New Jersey's trout fishery is mostly a put-and-take effort. Brown, brook and rainbow trout 9 to 11 inches long are stocked from late March to mid-May.

Along with these good-sized trout, much bigger breeders are also stocked to excite those anglers skilled or lucky enough to catch one. I've seen these 5-pound trophies being caught by fishermen each spring.

A rule of thumb is that most of these stocked fish don't live through the heat of summer. But that isn't a hard and fast truth. During a heat wave this past summer, I watched an estimated 5-pound brown trout mulling about near a storm drain in a lake that feeds a tributary of the Rahway

During my early-morning hikes through the hills surrounding this particular lake, I'd always stop at a storm drain, and there was this trout in two feet of water, hanging out with the largemouths. Since I keep a rod in the family van and my fishing license in my glove compartment, I decided to try and entice this fine specimen with everything at my disposal.

I favor artificials and particularly, a gold Acme Phoebe. But each time I got near the big brown, it darted off into the depths. So clearly, some of these trout do survive the summer!

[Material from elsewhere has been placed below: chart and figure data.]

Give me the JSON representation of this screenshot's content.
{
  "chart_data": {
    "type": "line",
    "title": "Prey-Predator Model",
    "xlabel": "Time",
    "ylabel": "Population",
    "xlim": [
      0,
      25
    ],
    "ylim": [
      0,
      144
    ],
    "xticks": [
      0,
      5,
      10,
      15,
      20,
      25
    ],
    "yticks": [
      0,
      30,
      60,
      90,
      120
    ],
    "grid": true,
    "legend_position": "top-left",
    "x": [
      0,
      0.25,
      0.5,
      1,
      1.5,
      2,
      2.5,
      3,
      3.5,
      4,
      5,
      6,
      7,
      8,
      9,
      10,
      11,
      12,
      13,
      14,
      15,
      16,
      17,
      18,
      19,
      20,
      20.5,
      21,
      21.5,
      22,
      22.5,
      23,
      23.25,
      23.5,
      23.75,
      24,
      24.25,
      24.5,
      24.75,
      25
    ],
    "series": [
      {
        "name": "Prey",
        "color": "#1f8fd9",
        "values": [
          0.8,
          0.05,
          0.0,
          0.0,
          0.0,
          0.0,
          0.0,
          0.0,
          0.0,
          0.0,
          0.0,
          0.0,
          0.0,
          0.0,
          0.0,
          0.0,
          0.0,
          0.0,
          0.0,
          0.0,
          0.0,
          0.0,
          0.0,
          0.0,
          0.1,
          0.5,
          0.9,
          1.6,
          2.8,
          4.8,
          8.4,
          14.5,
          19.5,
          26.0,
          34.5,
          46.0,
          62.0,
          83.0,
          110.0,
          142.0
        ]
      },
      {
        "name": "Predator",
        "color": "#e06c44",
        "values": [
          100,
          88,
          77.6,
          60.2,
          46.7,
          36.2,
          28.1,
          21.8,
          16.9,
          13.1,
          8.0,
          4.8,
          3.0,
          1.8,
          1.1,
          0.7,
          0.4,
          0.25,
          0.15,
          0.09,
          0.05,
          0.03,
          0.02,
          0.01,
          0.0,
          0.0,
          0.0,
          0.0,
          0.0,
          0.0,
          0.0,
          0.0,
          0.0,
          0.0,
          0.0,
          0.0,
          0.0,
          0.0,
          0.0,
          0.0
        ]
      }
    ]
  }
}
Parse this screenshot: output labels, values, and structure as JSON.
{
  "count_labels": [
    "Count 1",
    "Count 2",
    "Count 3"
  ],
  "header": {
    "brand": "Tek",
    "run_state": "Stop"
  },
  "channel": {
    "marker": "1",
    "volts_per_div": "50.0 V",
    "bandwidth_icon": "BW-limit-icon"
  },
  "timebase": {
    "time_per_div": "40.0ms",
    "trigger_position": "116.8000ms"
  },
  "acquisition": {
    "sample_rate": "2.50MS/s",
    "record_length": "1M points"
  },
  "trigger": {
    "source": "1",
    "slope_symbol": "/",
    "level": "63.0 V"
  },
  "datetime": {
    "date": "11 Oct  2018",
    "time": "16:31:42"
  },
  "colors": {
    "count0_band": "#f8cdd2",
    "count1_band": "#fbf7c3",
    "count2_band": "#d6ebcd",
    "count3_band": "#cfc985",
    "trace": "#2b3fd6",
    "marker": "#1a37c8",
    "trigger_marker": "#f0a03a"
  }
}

Last time I checked, well into September, the fish was still there, lolling about with a school of juvenile largemouths. And while casting during my early-morning walks along the river in midsummer, I've taken my share of smaller browns.

Perhaps my best day came last spring, during an unplanned trip to an area of the river flowing past a waterfall and under the Garden State Parkway near Exit 136.

If you've headed south on the Parkway toward the Shore, you must have seen this spot and the anglers it attracts. But you might not know it's chock-full of hungry stocked trout.

There's an unfinished hiking trail here. While investigating this small piece of trout heaven, I wasn't really expecting much, but was surprised to find myself battling a feisty rainbow near a thicket of wild blackberries.

More trout came, one after another, pouncing on the little lure with gusto, until I realized I really had no place to keep them. I simply hadn't anticipated that much luck. As a result, I released each fish back into the river, where they got to fight another day.